The fact that one person’s clutter is the next person’s organized workspace makes it hard to come up with a universal measure of clutter. Rosenholtz and colleagues modeled what makes items in a display harder or easier to pick out. They used this model, which incorporates data on color, contrast and orientation, to come up with a software tool to measure visual clutter.

On the issue of subjective measures of clutter:

Although there was a fair bit of disagreement among the people being tested about what constituted clutter, when the researchers compared results from their clutter measure to those of their human subjects, they found a good correlation.

I’m still digesting the paper, but it’s a fascinating read so definitely check it out.  Thoughts on how to approach this for e-commerce web pages are also more than welcome!

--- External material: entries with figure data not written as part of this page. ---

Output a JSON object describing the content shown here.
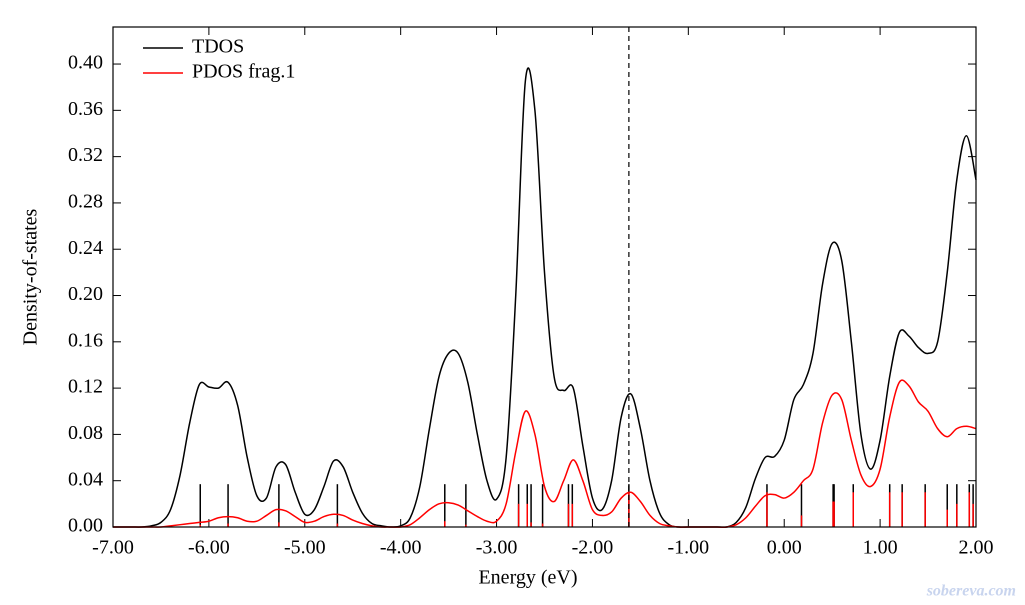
{
  "chart_data": {
    "type": "line",
    "xlabel": "Energy (eV)",
    "ylabel": "Density-of-states",
    "watermark": "sobereva.com",
    "x": [
      -7.0,
      -6.9,
      -6.8,
      -6.7,
      -6.6,
      -6.5,
      -6.4,
      -6.3,
      -6.2,
      -6.1,
      -6.0,
      -5.9,
      -5.8,
      -5.7,
      -5.6,
      -5.5,
      -5.4,
      -5.3,
      -5.2,
      -5.1,
      -5.0,
      -4.9,
      -4.8,
      -4.7,
      -4.6,
      -4.5,
      -4.4,
      -4.3,
      -4.2,
      -4.1,
      -4.0,
      -3.9,
      -3.8,
      -3.7,
      -3.6,
      -3.5,
      -3.4,
      -3.3,
      -3.2,
      -3.1,
      -3.0,
      -2.9,
      -2.8,
      -2.7,
      -2.6,
      -2.5,
      -2.4,
      -2.3,
      -2.2,
      -2.1,
      -2.0,
      -1.9,
      -1.8,
      -1.7,
      -1.6,
      -1.5,
      -1.4,
      -1.3,
      -1.2,
      -1.1,
      -1.0,
      -0.9,
      -0.8,
      -0.7,
      -0.6,
      -0.5,
      -0.4,
      -0.3,
      -0.2,
      -0.1,
      0.0,
      0.1,
      0.2,
      0.3,
      0.4,
      0.5,
      0.6,
      0.7,
      0.8,
      0.9,
      1.0,
      1.1,
      1.2,
      1.3,
      1.4,
      1.5,
      1.6,
      1.7,
      1.8,
      1.9,
      2.0
    ],
    "series": [
      {
        "name": "TDOS",
        "color": "#000000",
        "values": [
          0,
          0,
          0,
          0,
          0.001,
          0.004,
          0.015,
          0.045,
          0.09,
          0.123,
          0.121,
          0.12,
          0.125,
          0.105,
          0.06,
          0.027,
          0.025,
          0.052,
          0.054,
          0.03,
          0.011,
          0.015,
          0.035,
          0.057,
          0.052,
          0.03,
          0.012,
          0.003,
          0.001,
          0,
          0.001,
          0.008,
          0.035,
          0.085,
          0.13,
          0.15,
          0.15,
          0.125,
          0.08,
          0.04,
          0.024,
          0.06,
          0.2,
          0.385,
          0.36,
          0.22,
          0.13,
          0.118,
          0.12,
          0.07,
          0.025,
          0.015,
          0.04,
          0.095,
          0.115,
          0.085,
          0.04,
          0.012,
          0.002,
          0,
          0,
          0,
          0,
          0,
          0,
          0.004,
          0.017,
          0.042,
          0.06,
          0.061,
          0.075,
          0.11,
          0.123,
          0.15,
          0.21,
          0.245,
          0.23,
          0.16,
          0.08,
          0.05,
          0.075,
          0.13,
          0.168,
          0.165,
          0.155,
          0.15,
          0.16,
          0.22,
          0.3,
          0.338,
          0.3
        ]
      },
      {
        "name": "PDOS frag.1",
        "color": "#ff0000",
        "values": [
          0,
          0,
          0,
          0,
          0,
          0,
          0.001,
          0.002,
          0.003,
          0.004,
          0.005,
          0.008,
          0.009,
          0.008,
          0.005,
          0.005,
          0.01,
          0.015,
          0.014,
          0.009,
          0.004,
          0.005,
          0.009,
          0.011,
          0.01,
          0.006,
          0.003,
          0.001,
          0,
          0,
          0,
          0.002,
          0.008,
          0.015,
          0.02,
          0.021,
          0.019,
          0.014,
          0.009,
          0.005,
          0.005,
          0.02,
          0.065,
          0.1,
          0.08,
          0.035,
          0.022,
          0.04,
          0.058,
          0.04,
          0.015,
          0.01,
          0.013,
          0.025,
          0.03,
          0.022,
          0.01,
          0.003,
          0.001,
          0,
          0,
          0,
          0,
          0,
          0,
          0.002,
          0.008,
          0.018,
          0.027,
          0.028,
          0.025,
          0.03,
          0.04,
          0.05,
          0.09,
          0.114,
          0.11,
          0.075,
          0.045,
          0.035,
          0.05,
          0.095,
          0.125,
          0.122,
          0.108,
          0.1,
          0.085,
          0.078,
          0.085,
          0.087,
          0.085
        ]
      }
    ],
    "sticks": {
      "x": [
        -6.09,
        -5.8,
        -5.27,
        -4.66,
        -3.54,
        -3.32,
        -2.77,
        -2.68,
        -2.64,
        -2.52,
        -2.25,
        -2.21,
        -1.62,
        -0.18,
        0.18,
        0.51,
        0.52,
        0.72,
        1.1,
        1.23,
        1.47,
        1.7,
        1.8,
        1.93,
        1.97
      ],
      "series": [
        {
          "color": "#000000",
          "values": [
            0.037,
            0.037,
            0.037,
            0.037,
            0.037,
            0.037,
            0.037,
            0.037,
            0.037,
            0.037,
            0.037,
            0.037,
            0.037,
            0.037,
            0.037,
            0.037,
            0.037,
            0.037,
            0.037,
            0.037,
            0.037,
            0.037,
            0.037,
            0.037,
            0.037
          ]
        },
        {
          "color": "#ff0000",
          "values": [
            0.002,
            0.003,
            0.004,
            0.003,
            0.005,
            0.002,
            0.02,
            0.02,
            0.004,
            0.003,
            0.02,
            0.02,
            0.03,
            0.03,
            0.01,
            0.022,
            0.022,
            0.03,
            0.03,
            0.03,
            0.03,
            0.015,
            0.02,
            0.03,
            0.02
          ]
        }
      ]
    },
    "vline": {
      "x": -1.62,
      "style": "dashed"
    },
    "legend": "upper-left",
    "xlim": [
      -7,
      2
    ],
    "ylim": [
      0,
      0.432
    ],
    "xticks": [
      {
        "value": -7,
        "label": "-7.00"
      },
      {
        "value": -6,
        "label": "-6.00"
      },
      {
        "value": -5,
        "label": "-5.00"
      },
      {
        "value": -4,
        "label": "-4.00"
      },
      {
        "value": -3,
        "label": "-3.00"
      },
      {
        "value": -2,
        "label": "-2.00"
      },
      {
        "value": -1,
        "label": "-1.00"
      },
      {
        "value": 0,
        "label": "0.00"
      },
      {
        "value": 1,
        "label": "1.00"
      },
      {
        "value": 2,
        "label": "2.00"
      }
    ],
    "yticks": [
      {
        "value": 0,
        "label": "0.00"
      },
      {
        "value": 0.04,
        "label": "0.04"
      },
      {
        "value": 0.08,
        "label": "0.08"
      },
      {
        "value": 0.12,
        "label": "0.12"
      },
      {
        "value": 0.16,
        "label": "0.16"
      },
      {
        "value": 0.2,
        "label": "0.20"
      },
      {
        "value": 0.24,
        "label": "0.24"
      },
      {
        "value": 0.28,
        "label": "0.28"
      },
      {
        "value": 0.32,
        "label": "0.32"
      },
      {
        "value": 0.36,
        "label": "0.36"
      },
      {
        "value": 0.4,
        "label": "0.40"
      }
    ]
  }
}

The dangers of "test and learn"

A recent discussion on a user experience forum I participate in turned to the topic of A/B testing.  I really enjoyed the conversation so I wanted to reiterate some of the points I made, and expand on it a little bit as well.  It’s not my goal to define A/B testing here but to share my opinion on its use.  I believe that even though A/B testing can be extremely valuable to help identify the best iteration of a site or a particular page, it should never be used in isolation.

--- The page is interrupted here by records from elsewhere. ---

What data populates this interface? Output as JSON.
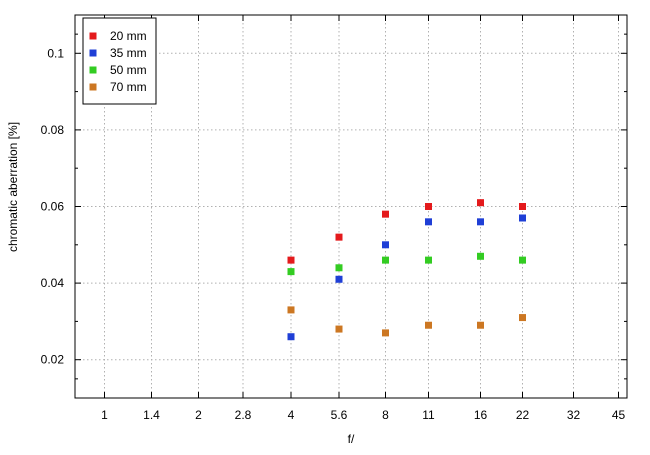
{
  "chart_data": {
    "type": "scatter",
    "title": "",
    "xlabel": "f/",
    "ylabel": "chromatic aberration [%]",
    "x_ticks": [
      "1",
      "1.4",
      "2",
      "2.8",
      "4",
      "5.6",
      "8",
      "11",
      "16",
      "22",
      "32",
      "45"
    ],
    "ylim": [
      0.01,
      0.11
    ],
    "y_ticks": [
      0.02,
      0.04,
      0.06,
      0.08,
      0.1
    ],
    "y_tick_labels": [
      "0.02",
      "0.04",
      "0.06",
      "0.08",
      "0.1"
    ],
    "grid": true,
    "legend_position": "top-left",
    "series": [
      {
        "name": "20 mm",
        "color": "#e41a1c",
        "points": [
          {
            "x": "4",
            "y": 0.046
          },
          {
            "x": "5.6",
            "y": 0.052
          },
          {
            "x": "8",
            "y": 0.058
          },
          {
            "x": "11",
            "y": 0.06
          },
          {
            "x": "16",
            "y": 0.061
          },
          {
            "x": "22",
            "y": 0.06
          }
        ]
      },
      {
        "name": "35 mm",
        "color": "#1f3fd6",
        "points": [
          {
            "x": "4",
            "y": 0.026
          },
          {
            "x": "5.6",
            "y": 0.041
          },
          {
            "x": "8",
            "y": 0.05
          },
          {
            "x": "11",
            "y": 0.056
          },
          {
            "x": "16",
            "y": 0.056
          },
          {
            "x": "22",
            "y": 0.057
          }
        ]
      },
      {
        "name": "50 mm",
        "color": "#33cc22",
        "points": [
          {
            "x": "4",
            "y": 0.043
          },
          {
            "x": "5.6",
            "y": 0.044
          },
          {
            "x": "8",
            "y": 0.046
          },
          {
            "x": "11",
            "y": 0.046
          },
          {
            "x": "16",
            "y": 0.047
          },
          {
            "x": "22",
            "y": 0.046
          }
        ]
      },
      {
        "name": "70 mm",
        "color": "#cc7722",
        "points": [
          {
            "x": "4",
            "y": 0.033
          },
          {
            "x": "5.6",
            "y": 0.028
          },
          {
            "x": "8",
            "y": 0.027
          },
          {
            "x": "11",
            "y": 0.029
          },
          {
            "x": "16",
            "y": 0.029
          },
          {
            "x": "22",
            "y": 0.031
          }
        ]
      }
    ]
  }
}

Since A/B testing is relatively cheap to do and the results are so compelling, companies are in danger of adopting a “test and learn” culture where pages are just A/B tested with no additional user input.  That would be the wrong way to go.  A/B testing shouldn’t be used on its own to make decisions, it should always be used in conjunction with other research methods — both qualitative (such as usability testing, ethnography) and quantitative (such as desirability studies).

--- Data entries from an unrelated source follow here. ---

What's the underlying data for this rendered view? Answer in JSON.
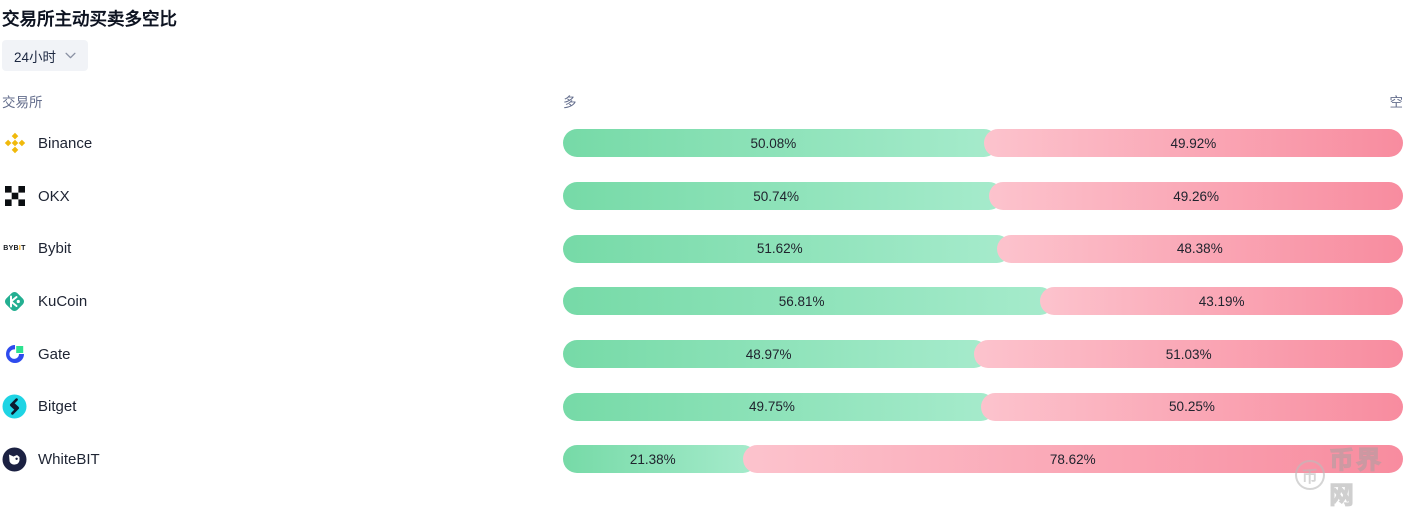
{
  "page": {
    "title": "交易所主动买卖多空比"
  },
  "controls": {
    "timeframe_dropdown": {
      "value": "24小时"
    }
  },
  "table": {
    "headers": {
      "exchange": "交易所",
      "long": "多",
      "short": "空"
    }
  },
  "colors": {
    "long_gradient_start": "#76daa7",
    "long_gradient_end": "#a6ebcc",
    "short_gradient_start": "#fcc3cd",
    "short_gradient_end": "#f88c9f",
    "binance_brand": "#f0b90b",
    "okx_brand": "#0b0e11",
    "bybit_accent": "#f7a600",
    "kucoin_brand": "#23af91",
    "gate_brand": "#2e4bee",
    "gate_accent": "#2ce28f",
    "bitget_brand": "#1ed4e4",
    "whitebit_brand": "#1b2142"
  },
  "rows": [
    {
      "exchange": "Binance",
      "icon": "binance-icon",
      "long_label": "50.08%",
      "short_label": "49.92%",
      "long_pct": 50.08,
      "short_pct": 49.92
    },
    {
      "exchange": "OKX",
      "icon": "okx-icon",
      "long_label": "50.74%",
      "short_label": "49.26%",
      "long_pct": 50.74,
      "short_pct": 49.26
    },
    {
      "exchange": "Bybit",
      "icon": "bybit-icon",
      "long_label": "51.62%",
      "short_label": "48.38%",
      "long_pct": 51.62,
      "short_pct": 48.38
    },
    {
      "exchange": "KuCoin",
      "icon": "kucoin-icon",
      "long_label": "56.81%",
      "short_label": "43.19%",
      "long_pct": 56.81,
      "short_pct": 43.19
    },
    {
      "exchange": "Gate",
      "icon": "gate-icon",
      "long_label": "48.97%",
      "short_label": "51.03%",
      "long_pct": 48.97,
      "short_pct": 51.03
    },
    {
      "exchange": "Bitget",
      "icon": "bitget-icon",
      "long_label": "49.75%",
      "short_label": "50.25%",
      "long_pct": 49.75,
      "short_pct": 50.25
    },
    {
      "exchange": "WhiteBIT",
      "icon": "whitebit-icon",
      "long_label": "21.38%",
      "short_label": "78.62%",
      "long_pct": 21.38,
      "short_pct": 78.62
    }
  ],
  "chart_data": {
    "type": "bar",
    "subtype": "horizontal-stacked-100pct",
    "title": "交易所主动买卖多空比",
    "timeframe": "24小时",
    "categories": [
      "Binance",
      "OKX",
      "Bybit",
      "KuCoin",
      "Gate",
      "Bitget",
      "WhiteBIT"
    ],
    "series": [
      {
        "name": "多",
        "color": "#76daa7",
        "values": [
          50.08,
          50.74,
          51.62,
          56.81,
          48.97,
          49.75,
          21.38
        ]
      },
      {
        "name": "空",
        "color": "#f88c9f",
        "values": [
          49.92,
          49.26,
          48.38,
          43.19,
          51.03,
          50.25,
          78.62
        ]
      }
    ],
    "value_unit": "%",
    "xlim": [
      0,
      100
    ],
    "grid": false,
    "legend_position": "none",
    "data_labels": true
  },
  "watermark": {
    "symbol": "币",
    "text": "币界网"
  }
}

A/B testing is an important method in the research toolkit because it can give you information that usability testing on its own cannot.  The main goal of A/B testing is to see how business metrics move up and down depending on the version of the page — click through rates, checkout rates, purchasing rates, etc.  You can’t see that with usability testing alone.  But as Kohavi et al. point out in their paper Practical Guide to Controlled Experiments on the Web, A/B testing has some major limitations:

  • Quantitative Metrics, but No Explanations. It is possible to know which variant is better, and by how much, but not why.  In user studies, for example, behavior is often augmented with users’ comments, and hence usability labs can be used to augment and complement controlled experiments.
  • Short term vs. Long Term Effects. Controlled experiments measure effects during the experimentation period, typically a few weeks.   It is wise to look at delayed conversion metrics, where there is a lag from the time a user is exposed to something and take action. These are sometimes called latent conversions.
  • Primacy and Newness Effects. These are opposite effects that need to be recognized. If you change the navigation on a web site, experienced users may be less efficient until they get used to the new navigation, thus giving an inherent advantage to the Control. Conversely, when a new design or feature is introduced, some users will investigate it, click everywhere, and thus introduce a “newness” bias.
  • Features Must be Implemented. A live controlled experiment needs to expose some users to a Treatment different than the current site (Control). The feature may be a prototype that is being tested against a small portion, or may not cover all edge cases.  Nonetheless, the feature must be implemented and be of sufficient quality to expose users to it.
  • Consistency. Users may notice they are getting a different variant than their friends and family. It is also possible that the same user will see multiple variants when using different computers (with different cookies).

As with most things, it is important to use A/B testing responsibly.   Since every research/testing method comes with its own limitations, a combination of methods is the only way to get the full picture and make the right decisions.